Export tables that include q, I(q), and computed coordinates for transparency. Record metadata such as temperature, buffer, exposure time, and instrument configuration. Consistent exports reduce transcription errors and simplify future re-analysis. Save the input dataset alongside the exported coordinate file for traceability.

FAQs

1) What are the Kratky plot coordinates?

They are x = q and y = q²·I(q). The transformation emphasizes mid-to-high q features and can reveal differences in compactness or flexibility more clearly than raw intensity.

2) Do I need units for q and I(q)?

Use consistent units. q is commonly in Å−1 or nm−1. The computed q²·I(q) inherits combined units, but shape comparisons remain meaningful when inputs are consistent.

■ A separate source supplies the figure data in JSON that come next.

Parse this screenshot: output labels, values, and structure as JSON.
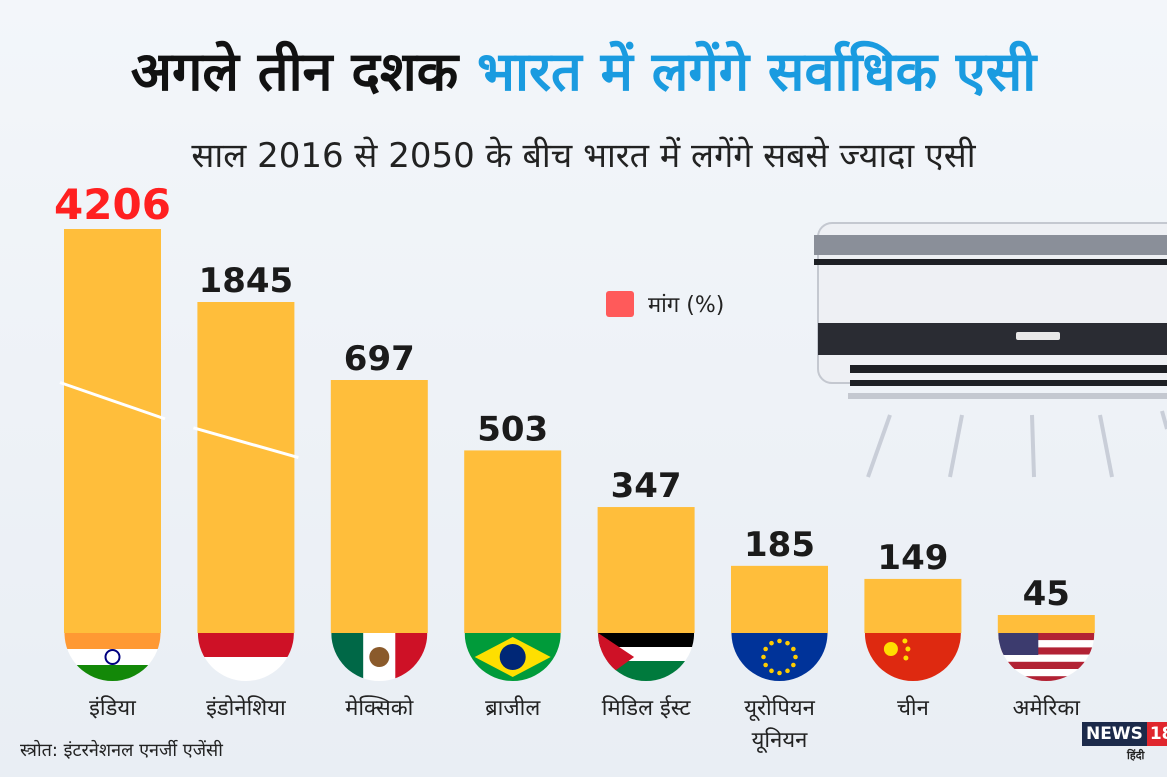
{
  "title": {
    "part1": "अगले तीन दशक",
    "part2": "भारत में लगेंगे सर्वाधिक एसी"
  },
  "subtitle": "साल 2016 से 2050 के बीच भारत में लगेंगे सबसे ज्यादा एसी",
  "legend": {
    "label": "मांग (%)",
    "color": "#ff5a5a"
  },
  "source": "स्त्रोत: इंटरनेशनल एनर्जी एजेंसी",
  "logo": {
    "brand": "NEWS",
    "number": "18",
    "sub": "हिंदी"
  },
  "colors": {
    "bar": "#ffbe3b",
    "value_highlight": "#ff2020",
    "value": "#1b1b1b"
  },
  "chart_data": {
    "type": "bar",
    "categories": [
      "इंडिया",
      "इंडोनेशिया",
      "मेक्सिको",
      "ब्राजील",
      "मिडिल ईस्ट",
      "यूरोपियन यूनियन",
      "चीन",
      "अमेरिका"
    ],
    "values": [
      4206,
      1845,
      697,
      503,
      347,
      185,
      149,
      45
    ],
    "flags": [
      "india-flag",
      "indonesia-flag",
      "mexico-flag",
      "brazil-flag",
      "palestine-flag",
      "eu-flag",
      "china-flag",
      "usa-flag"
    ],
    "broken_axis_bars": [
      "इंडिया",
      "इंडोनेशिया"
    ],
    "legend_placement": "top-center",
    "grid": false
  }
}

3) Why does the calculator offer sorting by q?

Sorting ensures the x-axis increases monotonically, which helps produce a smooth plotted curve and a tidy export. It also makes it easier to compare multiple datasets point-by-point.

4) What does “Drop q≤0 or I≤0” do?

It removes nonphysical or invalid rows that can occur from parsing errors, placeholders, or background-subtraction artifacts. This prevents negative or zero values from distorting the product q²·I(q).

5) When should I use dimensionless scaling?

Use it when comparing different sizes or concentrations and you have trustworthy Rg and I(0). Dimensionless curves can align similar structures, making deviations easier to interpret.

6) Can I paste tab- or space-separated data?

Yes. Auto-detect supports commas, tabs, and whitespace. You can also force a delimiter using the dropdown. Comment lines starting with # are ignored.

7) Does the plot replace model fitting?

No. It is a diagnostic visualization that complements fitting and other analyses. Always interpret features alongside instrument settings, background subtraction, and appropriate physical models.